Nel confrontarsi con l’eredità del paradigma testuale, Claudio Paolucci sottopone a critica radicale l’idea secondo cui qualunque realtà culturale possa essere trattata come un testo. Questa estensione indiscriminata, osserva, ha condotto la semiotica cosiddetta “maggiore” a omogeneizzare oggetti radicalmente eterogenei, come romanzi, zuppe al pesto, città, strategie di mercato, pubblicità e miti, annullandone le differenze culturali sotto la copertura di un’unica categoria.
In questo scenario, la cultura viene spesso pensata come un insieme infinito di testi. Ma per Paolucci, tale approccio trascura un dato fondamentale: non tutto ciò che è significativo in una cultura è “letto” come un testo dalla comunità interpretante. Una semiotica che voglia dirsi interpretativa e strutturalista deve anzitutto saper distinguere i diversi statuti enciclopedici con cui gli oggetti circolano nella semiosfera.
Il problema, spiega l’autore, non sta nel fatto che si scelga di analizzare la città o il sigaro come testi, ma nel fatto che questa scelta viene spesso data per scontata, senza chiedersi quali siano le condizioni culturali e gli abiti interpretativi che rendono legittima tale lettura. Il rischio è quello di essere “prigionieri di un’immagine” – come scrive Wittgenstein – che si impone inconsapevolmente attraverso il linguaggio stesso. È questa immagine, quella della cultura come testo, che la semiotica deve smascherare e problematizzare.

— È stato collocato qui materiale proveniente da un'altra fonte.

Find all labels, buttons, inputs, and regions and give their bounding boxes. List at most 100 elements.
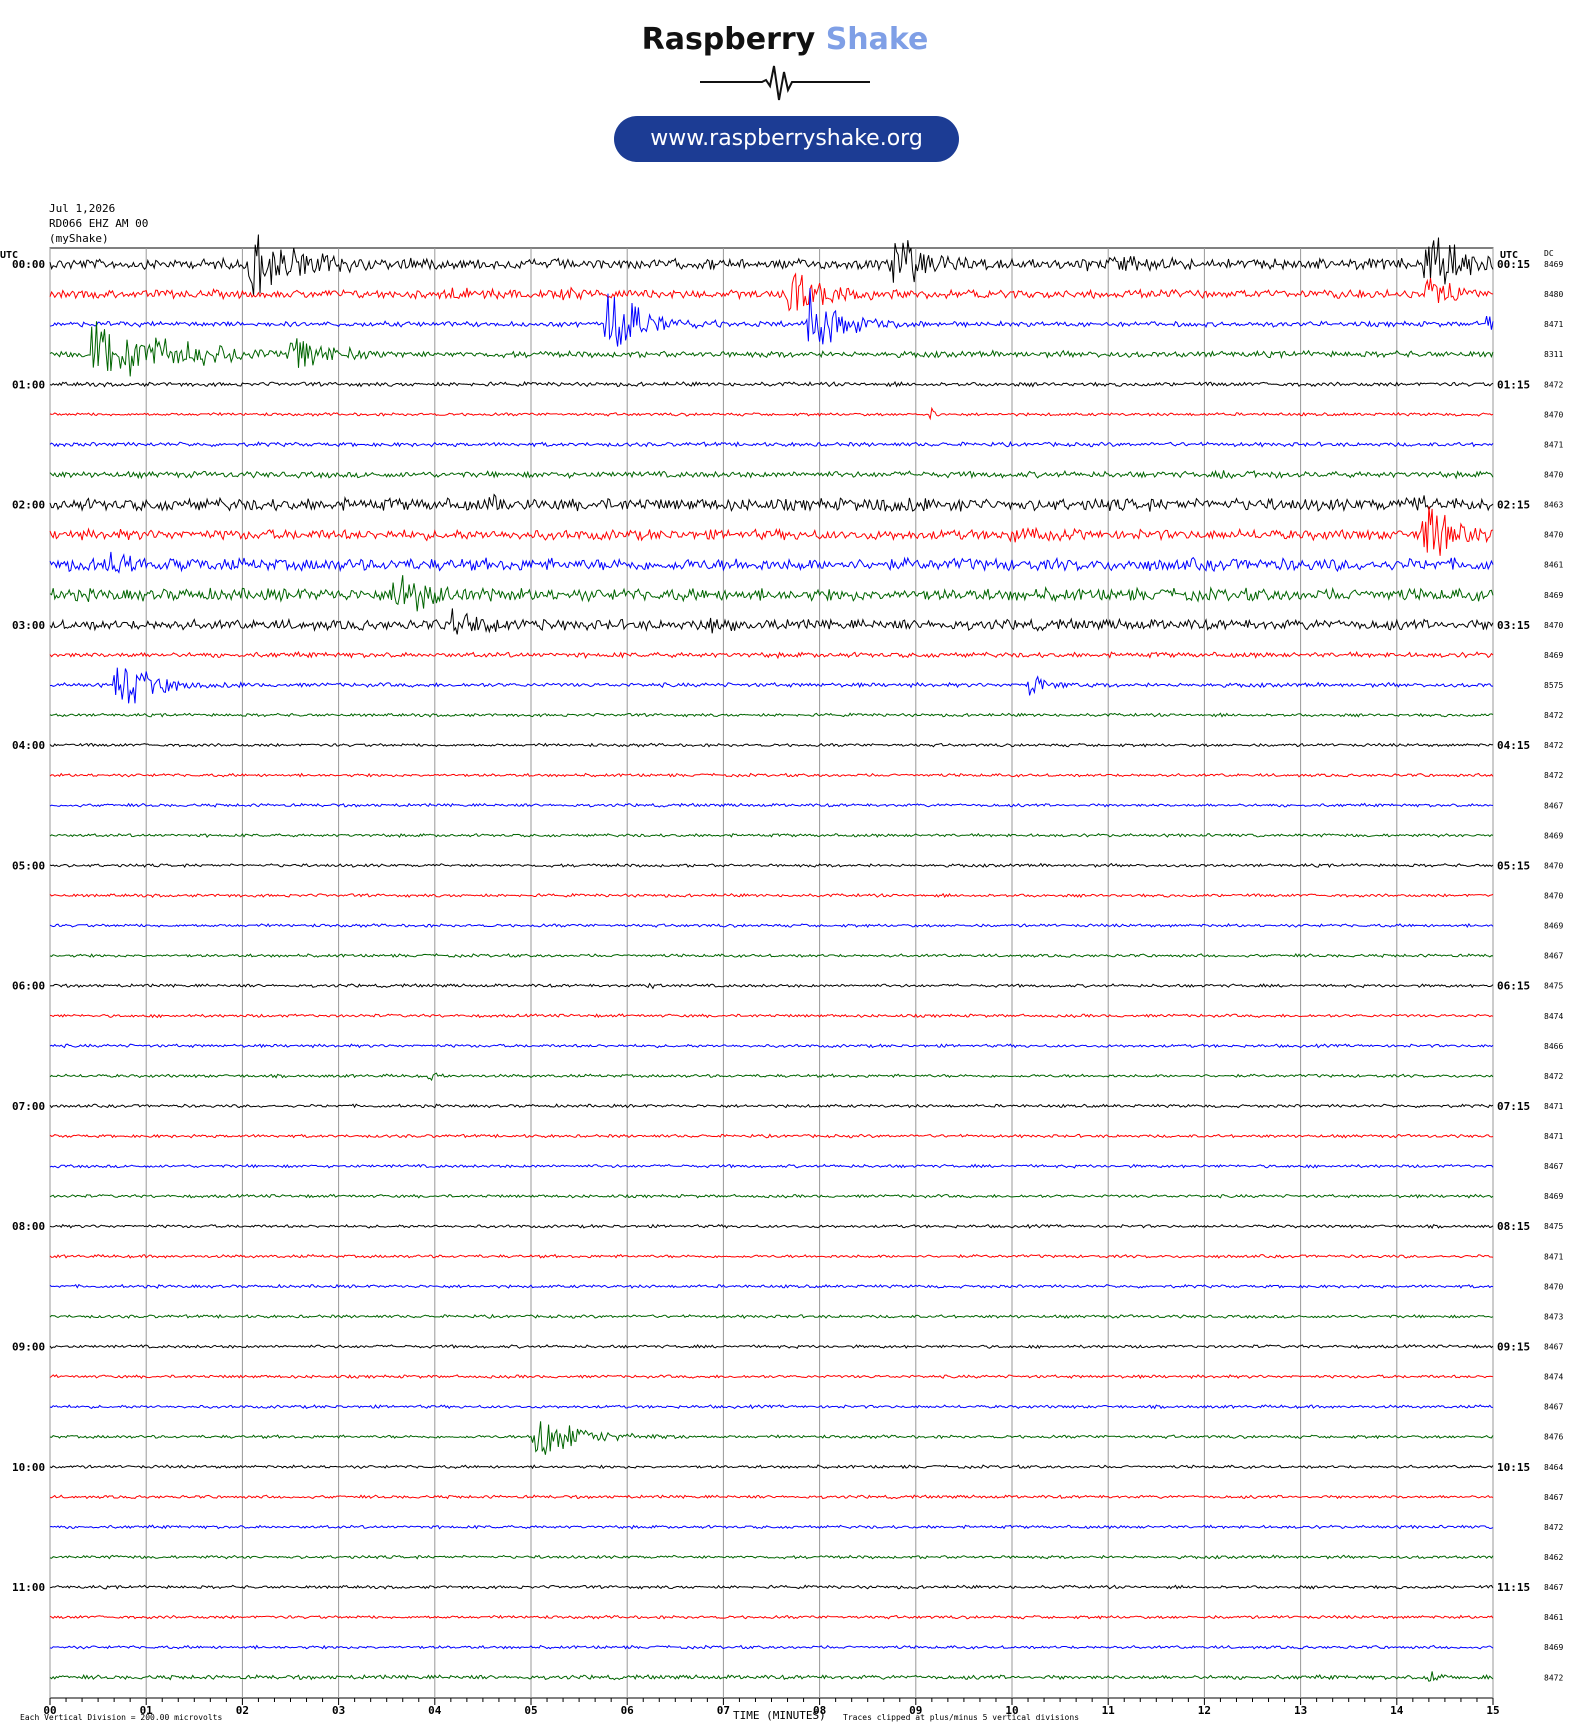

Secondo Paolucci, la vera posta in gioco per una semiotica interpretativa è comprendere le regole di produzione di senso che articolano le formazioni discorsive in una data cultura. Questo significa indagare gli abiti interpretativi, gli stereotipi, le strutture cognitive e sociali che determinano come gli oggetti vengano percepiti, segmentati e qualificati.

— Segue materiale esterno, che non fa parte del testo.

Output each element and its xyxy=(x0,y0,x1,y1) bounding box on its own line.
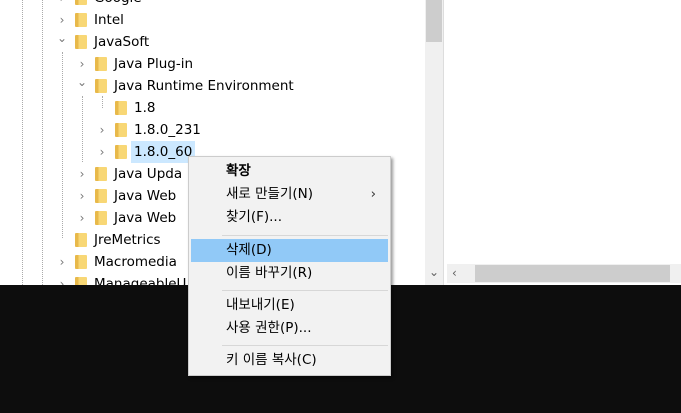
menu-item-find[interactable]: 찾기(F)... xyxy=(191,206,388,229)
tree-node-label[interactable]: 1.8.0_231 xyxy=(131,119,204,141)
chevron-down-icon[interactable]: ⌄ xyxy=(55,27,69,49)
folder-icon xyxy=(95,79,107,93)
chevron-right-icon: › xyxy=(370,186,376,202)
menu-item-delete[interactable]: 삭제(D) xyxy=(191,239,388,262)
tree-node-label[interactable]: Java Runtime Environment xyxy=(111,75,297,97)
horizontal-scrollbar[interactable]: ‹ xyxy=(447,264,681,283)
folder-icon xyxy=(95,167,107,181)
menu-item-label: 새로 만들기(N) xyxy=(226,186,314,202)
tree-node-label[interactable]: Macromedia xyxy=(91,251,180,273)
chevron-right-icon[interactable]: › xyxy=(55,0,69,9)
menu-separator xyxy=(222,345,388,346)
menu-item-label: 이름 바꾸기(R) xyxy=(226,265,313,281)
tree-node-label[interactable]: Java Plug-in xyxy=(111,53,196,75)
menu-separator xyxy=(222,290,388,291)
folder-icon xyxy=(115,101,127,115)
scroll-thumb[interactable] xyxy=(426,0,442,42)
menu-item-export[interactable]: 내보내기(E) xyxy=(191,294,388,317)
tree-node-label[interactable]: Java Web xyxy=(111,185,179,207)
folder-icon xyxy=(115,123,127,137)
tree-node[interactable]: 1.8 xyxy=(0,97,425,119)
chevron-right-icon[interactable]: › xyxy=(95,141,109,163)
vertical-scrollbar[interactable]: ⌄ xyxy=(425,0,443,285)
chevron-right-icon[interactable]: › xyxy=(75,185,89,207)
tree-node-label[interactable]: JreMetrics xyxy=(91,229,164,251)
chevron-down-icon[interactable]: ⌄ xyxy=(75,71,89,93)
folder-icon xyxy=(75,0,87,5)
menu-item-new[interactable]: 새로 만들기(N) › xyxy=(191,183,388,206)
menu-item-label: 사용 권한(P)... xyxy=(226,320,312,336)
tree-node-label[interactable]: 1.8 xyxy=(131,97,158,119)
folder-icon xyxy=(75,35,87,49)
menu-item-rename[interactable]: 이름 바꾸기(R) xyxy=(191,262,388,285)
chevron-right-icon[interactable]: › xyxy=(55,251,69,273)
tree-node[interactable]: › Java Plug-in xyxy=(0,53,425,75)
tree-node-label[interactable]: Intel xyxy=(91,9,127,31)
menu-item-permissions[interactable]: 사용 권한(P)... xyxy=(191,317,388,340)
folder-icon xyxy=(75,255,87,269)
tree-node-label[interactable]: JavaSoft xyxy=(91,31,152,53)
tree-node[interactable]: ⌄ Java Runtime Environment xyxy=(0,75,425,97)
menu-item-label: 내보내기(E) xyxy=(226,297,295,313)
scroll-thumb[interactable] xyxy=(475,265,670,282)
values-pane[interactable]: ‹ xyxy=(447,0,681,285)
menu-item-label: 삭제(D) xyxy=(226,242,272,258)
context-menu: 확장 새로 만들기(N) › 찾기(F)... 삭제(D) 이름 바꾸기(R) 내… xyxy=(188,156,391,376)
tree-node[interactable]: ⌄ JavaSoft xyxy=(0,31,425,53)
folder-icon xyxy=(75,277,87,285)
tree-node[interactable]: › Google xyxy=(0,0,425,9)
tree-node-label[interactable]: Java Upda xyxy=(111,163,185,185)
scroll-left-icon[interactable]: ‹ xyxy=(452,264,468,283)
menu-separator xyxy=(222,235,388,236)
menu-item-label: 찾기(F)... xyxy=(226,209,283,225)
tree-node-label[interactable]: ManageableU xyxy=(91,273,189,285)
menu-item-label: 확장 xyxy=(226,163,251,179)
scroll-down-icon[interactable]: ⌄ xyxy=(425,262,443,282)
chevron-right-icon[interactable]: › xyxy=(95,119,109,141)
chevron-right-icon[interactable]: › xyxy=(75,163,89,185)
folder-icon xyxy=(115,145,127,159)
menu-item-copy-key-name[interactable]: 키 이름 복사(C) xyxy=(191,349,388,372)
chevron-right-icon[interactable]: › xyxy=(75,207,89,229)
folder-icon xyxy=(95,57,107,71)
tree-node[interactable]: › 1.8.0_231 xyxy=(0,119,425,141)
folder-icon xyxy=(75,13,87,27)
tree-node-label[interactable]: Java Web xyxy=(111,207,179,229)
tree-node-label[interactable]: 1.8.0_60 xyxy=(131,141,196,163)
folder-icon xyxy=(95,189,107,203)
menu-item-expand[interactable]: 확장 xyxy=(191,160,388,183)
folder-icon xyxy=(95,211,107,225)
menu-item-label: 키 이름 복사(C) xyxy=(226,352,317,368)
folder-icon xyxy=(75,233,87,247)
chevron-right-icon[interactable]: › xyxy=(55,273,69,285)
tree-node-label[interactable]: Google xyxy=(91,0,145,9)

Il saggio recupera qui la lezione di Il malocchio della sociologia di Paolo Fabbri (1973), dove si proponeva una semiotica capace di spogliare l’emittente e il ricevente della loro realtà empirica per concentrarsi sul messaggio–testo come depositario dell’informazione culturale. Tuttavia, Paolucci nota che nella tradizione generativa, questa intuizione è rimasta incompiuta: il punto i) (analisi dei contenuti testuali) ha fagocitato il punto ii) (regole di produzione del senso), che invece dovrebbe rappresentare l’oggetto centrale di una semiotica delle culture.
Nel confronto con la sociologia e l’antropologia del linguaggio, che lavorano con soggetti e contesti reali, la semiotica adotta invece una riduzione fenomenologica che mette tra parentesi l’empiria per focalizzarsi su sistemi di differenze posizionali. Ma – osserva Paolucci – questa riduzione non deve diventare una chiusura disciplinare: al contrario, il compito della semiotica è comprendere come una cultura produce le proprie differenze, non semplicemente leggere ogni fenomeno come se fosse un testo.
A questo scopo, Paolucci richiama Peirce e Lotman. Entrambi indicano che il problema centrale non è il riconoscimento del già noto, ma la gestione dell’alterità. Ogni sistema culturale tende a interpretare l’altro a partire dai propri abiti, traducendo il nuovo nel linguaggio del familiare. L’esempio di Lotman su Puškin è eloquente: la cultura costruisce un’immagine dell’autore che, pur rendendolo comprensibile, ne riduce la portata innovativa.
Paolucci estende questa riflessione al concetto stesso di stereotipo: non si può sfuggire agli abiti interpretativiattraverso un metodo o una massima. Il semiologo, come il pittore o lo scrittore, si confronta sempre con una “pagina bianca troppo piena”, carica di già-detto, cliché e sintassi procedurali. Non esiste un’analisi testuale pura: ogni atto interpretativo è radicato in una rete enciclopedica che orienta e condiziona la produzione del senso.
Da qui la necessità di pensare una semiotica non come scienza dei testi, ma come scienza delle logiche enciclopediche che strutturano la semiosfera. La cultura non è un insieme di testi, ma una rete di abiti e regole che producono significato e che devono essere analizzate nella loro storicità e specificità.
In questa prospettiva, l’interpretazione non è mai un atto neutro, ma una pratica culturale situata, che si muove tra la sedimentazione degli stereotipi e la loro possibile sospensione. La semiotica non deve quindi sognare una pagina bianca da riempire, ma imparare a leggere ciò che la pagina già contiene prima ancora di essere scritta.
Riferimento bibliografico: Claudio Paolucci, Strutturalismo e interpretazione. Ambizioni per una semiotica “minore”, Milano, Bompiani.